China Tak Akan Tinggal Diam jika AS dan NATO Gunakan Isu Ukraina untuk Provokasi Taiwan

BEIJING, - Pengamat politik Asia Pasifik, Thomas W. Pauken II, menilai pemerintah China akan mengambil tindakan yang tegas dan keras jika AS dan NATO menggunakan isu Ukraina untuk memprovokasi China terkait isu Taiwan, yang selama ini dianggap oleh Beijing sebagai bagian tak terpisahkan dari China.

"China percaya bahwa jika Taipei bergabung dengan NATO atau mendeklarasikan kemerdekaan, Beijing tidak punya pilihan selain menyerang dan merebut pulau itu kembali," katanya, dikutip Sputniknews.

"Orang Cina tidak melihat pemisahan damai terjadi. Mereka rela mati untuk merebut kembali Taiwan. Tetapi orang Barat tampaknya bingung dan tidak mengenali pola pikir orang Cina sehubungan dengan masalah Taiwan," tambahnya.

Menurut Pauken, tampaknya China tidak mengantisipasi bahwa Uni Eropa dan NATO akan menggunakan retorika perang, dengan memberlakukan kebijakan sanksi yang keras dan bahkan merugikan diri sendiri, sebagai tanggapan terhadap operasi khusus Rusia.

“China memiliki beberapa kekhawatiran bahwa Eropa dapat mengejar kebijakan pro-perang dan itu akan menempatkan Beijing pada risiko konflik yang lebih besar,” katanya seraya menambahkan bahwa China percaya bahwa NATO dan Rusia tidak akan memulai perang nuklir.

Pada 6 Mei kemarin, Juru Bicara Kementerian Luar Negeri Zhao Lijian sekali lagi mengkritik blok NATO yang dipimpin AS, mengutip peringatan pengeboman NATO atas Kedutaan Besar China di Yugoslavia pada 7 Mei 1999 yang merenggut nyawa tiga jurnalis China dan melukai lebih dari 20 diplomat China.

"NATO mengklaim sebagai organisasi defensif, tetapi kenyataannya telah berulang kali melanggar hukum internasional dan dengan ceroboh mengobarkan perang melawan negara-negara berdaulat, merusak perdamaian global dan regional dan membunuh serta menggusur sejumlah besar warga sipil tak berdosa," kata Zhao.

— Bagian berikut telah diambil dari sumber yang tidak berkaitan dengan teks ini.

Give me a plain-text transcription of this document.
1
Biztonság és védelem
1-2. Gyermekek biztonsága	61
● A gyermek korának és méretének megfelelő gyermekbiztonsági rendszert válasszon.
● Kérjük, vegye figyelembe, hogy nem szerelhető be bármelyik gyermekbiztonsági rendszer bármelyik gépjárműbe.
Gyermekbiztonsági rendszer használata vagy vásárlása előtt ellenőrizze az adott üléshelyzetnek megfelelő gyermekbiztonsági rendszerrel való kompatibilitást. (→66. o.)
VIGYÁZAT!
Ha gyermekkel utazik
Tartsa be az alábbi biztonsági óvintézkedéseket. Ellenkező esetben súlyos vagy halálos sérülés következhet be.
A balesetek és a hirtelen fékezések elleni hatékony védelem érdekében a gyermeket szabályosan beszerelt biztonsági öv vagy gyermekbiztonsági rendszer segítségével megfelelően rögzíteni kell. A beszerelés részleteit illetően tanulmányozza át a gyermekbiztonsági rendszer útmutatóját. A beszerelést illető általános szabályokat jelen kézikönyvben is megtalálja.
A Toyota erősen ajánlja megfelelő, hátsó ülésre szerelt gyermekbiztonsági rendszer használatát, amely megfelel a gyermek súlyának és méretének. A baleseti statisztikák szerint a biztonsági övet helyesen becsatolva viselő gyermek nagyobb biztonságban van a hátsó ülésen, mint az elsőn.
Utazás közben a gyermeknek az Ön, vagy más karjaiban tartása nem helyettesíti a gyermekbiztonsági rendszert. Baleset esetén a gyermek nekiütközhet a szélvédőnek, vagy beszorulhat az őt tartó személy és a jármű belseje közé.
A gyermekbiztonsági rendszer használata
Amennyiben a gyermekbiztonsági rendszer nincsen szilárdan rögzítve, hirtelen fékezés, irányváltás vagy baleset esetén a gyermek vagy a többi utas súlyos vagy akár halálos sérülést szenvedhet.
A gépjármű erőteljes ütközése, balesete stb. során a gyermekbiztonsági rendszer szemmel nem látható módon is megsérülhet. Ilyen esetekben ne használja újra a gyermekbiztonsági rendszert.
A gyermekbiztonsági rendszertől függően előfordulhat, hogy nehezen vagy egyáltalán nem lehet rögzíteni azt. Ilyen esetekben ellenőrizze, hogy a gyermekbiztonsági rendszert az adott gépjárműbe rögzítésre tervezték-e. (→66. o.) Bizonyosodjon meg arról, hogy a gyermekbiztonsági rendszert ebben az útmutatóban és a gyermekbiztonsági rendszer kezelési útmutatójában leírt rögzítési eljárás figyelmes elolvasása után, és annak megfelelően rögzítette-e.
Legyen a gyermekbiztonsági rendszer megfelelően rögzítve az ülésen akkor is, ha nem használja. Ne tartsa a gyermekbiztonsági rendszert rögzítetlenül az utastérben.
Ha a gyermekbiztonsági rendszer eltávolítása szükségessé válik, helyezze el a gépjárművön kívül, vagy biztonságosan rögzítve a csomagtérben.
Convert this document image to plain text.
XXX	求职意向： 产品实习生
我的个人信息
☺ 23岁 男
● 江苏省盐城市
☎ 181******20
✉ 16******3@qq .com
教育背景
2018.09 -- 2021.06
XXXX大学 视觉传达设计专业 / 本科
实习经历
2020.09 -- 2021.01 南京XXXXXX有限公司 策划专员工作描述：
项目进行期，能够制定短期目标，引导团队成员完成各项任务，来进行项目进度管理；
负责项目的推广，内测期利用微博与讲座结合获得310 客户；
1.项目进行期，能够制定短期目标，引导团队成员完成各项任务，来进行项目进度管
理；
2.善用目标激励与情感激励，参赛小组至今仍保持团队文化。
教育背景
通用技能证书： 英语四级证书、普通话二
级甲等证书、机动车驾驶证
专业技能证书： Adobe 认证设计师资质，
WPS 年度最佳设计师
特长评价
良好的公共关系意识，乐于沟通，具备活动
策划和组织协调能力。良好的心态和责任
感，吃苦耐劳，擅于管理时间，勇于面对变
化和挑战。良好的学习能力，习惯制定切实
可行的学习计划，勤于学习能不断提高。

"Dalam pengejaran membabi buta terhadap 'keamanan mutlak', NATO terlibat dalam lima gelombang ekspansi ke Eropa timur berturut-turut setelah berakhirnya Perang Dingin, yang tidak membuat Eropa lebih aman, melainkan menabur benih konflik antara Rusia dan Ukraina, dan menyalakan kembali konflik di benua Eropa,” tambahnya.

Sementara itu, Yan Xuetong, seorang profesor Hubungan Internasional di Universitas Tsinghua, menilai China selama ini sudah berusaha untuk menerapkan strategi penyeimbangan sehubungan dengan krisis Ukraina. Hal itu dibuktikan dengan keputusan China yang tidak mengadopsi sanksi anti-Rusia ataupun mengecam operasi militer khusus Rusia di Ukraina.

"Beijing melihat sedikit keuntungan dari bergabung dengan paduan suara internasional yang mengutuk Moskow," tulis Yan Xuetong dalam sebuah artikel opini yang dirilis oleh Global Times.

Menurutnya, bagaimanapun juga tanggapan China terhadap operasi militer khusus Rusia tidak akan membuat Amerika Serikat melunakkan strategi permusuhannya dengan Beijing. Di saat bersamaan, China dan Rusia selama ini sudah menjalin kerjasama yang erat di berbagai sektor.

“sebagai tetangga China yang terbesar dan paling mampu secara militer, Rusia bukanlah kekuatan yang ingin dilawan oleh Beijing,” tegasnya.

"[Beijing] sekarang melihat Washington dengan sengaja meningkatkan perang [di Ukraina] untuk melemahkan Rusia dan China," tambahnya.